We have tried to compile many of the common materials used in steel stack construction, but it's difficult to have them all. In Steel stack design we have a unique problem, we don't just need the material properties at ambient temperatures, we need the properties at Elevated temperatures as well. As the temperature increases, the yield stress, modulus of elasticity and the ultimate tensile stress decrease. Even the Coefficient of Thermal Expansion changes with temperature. All of these are a consideration for Stack design because we usually have temperatures above grade.
Pressure vessels have a similar problem, and so we have relied heavily upon the material data provided in ASME Sec II, which is used for pressure vessels. They have a very extensive table of material properties at elevated temperatures. Many non-vessel materials are not in this database, and that's where we have problems. You can usually find the ambient properties, but finding sufficient data for elevated is a problem.
There are a couple of options when you need material that is not in the database:
1) Manually enter the properties, this is the simplest solution
On the material screen you don't have to use the lookup option, you can simply click the override checkbox and then manually specify the properties. You may not know what these properties are, and that's where you have to apply Engineering judgement.

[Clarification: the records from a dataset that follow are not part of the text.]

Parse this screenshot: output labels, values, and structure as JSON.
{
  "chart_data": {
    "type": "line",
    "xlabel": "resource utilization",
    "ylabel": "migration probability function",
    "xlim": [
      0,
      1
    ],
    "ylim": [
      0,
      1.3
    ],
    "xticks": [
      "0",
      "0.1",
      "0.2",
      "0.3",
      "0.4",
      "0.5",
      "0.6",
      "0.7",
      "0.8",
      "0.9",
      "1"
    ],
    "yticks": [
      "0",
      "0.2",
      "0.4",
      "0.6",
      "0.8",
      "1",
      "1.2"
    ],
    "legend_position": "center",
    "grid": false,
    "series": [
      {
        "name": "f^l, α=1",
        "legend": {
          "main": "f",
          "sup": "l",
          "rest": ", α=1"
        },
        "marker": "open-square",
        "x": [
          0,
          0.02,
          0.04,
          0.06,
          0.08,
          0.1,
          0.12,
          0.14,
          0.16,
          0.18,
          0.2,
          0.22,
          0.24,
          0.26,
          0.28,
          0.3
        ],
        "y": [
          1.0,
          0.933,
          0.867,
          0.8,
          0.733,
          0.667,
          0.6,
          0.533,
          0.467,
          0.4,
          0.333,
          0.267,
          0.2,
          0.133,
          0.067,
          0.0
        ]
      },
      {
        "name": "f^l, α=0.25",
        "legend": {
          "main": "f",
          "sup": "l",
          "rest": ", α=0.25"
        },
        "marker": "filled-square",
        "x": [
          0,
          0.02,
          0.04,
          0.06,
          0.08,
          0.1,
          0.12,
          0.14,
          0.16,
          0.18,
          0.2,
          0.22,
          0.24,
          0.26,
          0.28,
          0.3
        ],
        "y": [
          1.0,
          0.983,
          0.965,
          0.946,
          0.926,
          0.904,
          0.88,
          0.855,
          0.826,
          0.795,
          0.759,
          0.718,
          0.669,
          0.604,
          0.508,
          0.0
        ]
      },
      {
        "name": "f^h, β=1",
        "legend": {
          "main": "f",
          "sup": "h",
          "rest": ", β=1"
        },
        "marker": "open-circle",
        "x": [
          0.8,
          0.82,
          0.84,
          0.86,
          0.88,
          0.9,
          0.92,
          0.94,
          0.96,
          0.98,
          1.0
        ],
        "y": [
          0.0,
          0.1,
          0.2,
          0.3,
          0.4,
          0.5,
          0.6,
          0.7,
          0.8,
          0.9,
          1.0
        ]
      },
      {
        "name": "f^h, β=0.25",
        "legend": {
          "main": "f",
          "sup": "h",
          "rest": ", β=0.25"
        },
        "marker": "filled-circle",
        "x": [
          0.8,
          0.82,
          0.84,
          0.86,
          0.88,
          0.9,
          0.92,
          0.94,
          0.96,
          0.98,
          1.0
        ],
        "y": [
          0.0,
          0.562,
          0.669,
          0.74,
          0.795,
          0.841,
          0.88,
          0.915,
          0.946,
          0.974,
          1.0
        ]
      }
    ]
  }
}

2) Add it to a custom database if you plan on using the material repeatedely
If you plan on using the material more than once, it may be worthwhile to spend a little extra time and add it to your Material Database. Follow these steps:
a) Click Geometry/Material/Database:
b) This brings up the Material Database screen. Now click the button "Add New Material".
c) Now enter the specification for the new material:
Now you select the basis, and there are 3 options:
1) Manual - Here just just manually enter all of the properties. Please note that the boxes below that are Green can be edited. You modify all of these boxes to match your material. Down at the bottom is a table with material properties for a temperature. MecaStack allows you to specify a temperature for the material, and so you must at a minimum enter two entries for temperature such that the lower and upper temperatures entered cover the temperatures which you are going to be specifying. For example, if your design temperature is 350 °F, then it stands to reason that you will need to enter a temperature at ambient and then also at 350 °F or greater. If you don't, the software doesn't know what properties to use.
2) Copy Existing Material - The easiest option is to use the "Copy and Existing Material" option. This will allow you to select a "Similar Material" and then use that material properties.
The table will then be populated with all of the properties from the material that you chose to copy. The green fields can then be modified to be whatever is necessary for your New Material.
3) Meca Custom Addition - This is a combination of the other two options. It is difficult to find material properties at elevated temperatures. Properties at ambient are available frequently, but trying to find the reduced strength at higher temperatures is sometimes impossible. When selecting this option the screen looks like this:
Enter your material, and then specify the Minimum and Maximum temperatures for the material as well as the increment that you want properties. For example if you entered a 20 °C increment, then properties are calculated every 20 °C.
Now you have some choices to make on how the Yield, Tensile and Modulus of elasticity are going to be determined. You have 2 options on each of these:
Euro - The Eurocode EN 1993-1-2 Table 3 ahs values to factor the elevated temperature based upon the ambient properties.
Similar Material - If you select this option, then you also select a "Similar" Material. It will then use this "Similar" property to project the property at a given temperature assuming that it follows the same rate of decline as the "Similar" material. For example, if your similar material decreases 10% in yield strength for a temperature increase from 100 to 200 °F, ten using the ambient properties you specified the same rate of decline would be assumed for the new material.
4) Have Meca Add it to the Master Database
This option is only available if you can supply us with sufficient documentation to provide the properties we need at elevated temperatures. Most likely if this data was readily available then we would have already added it.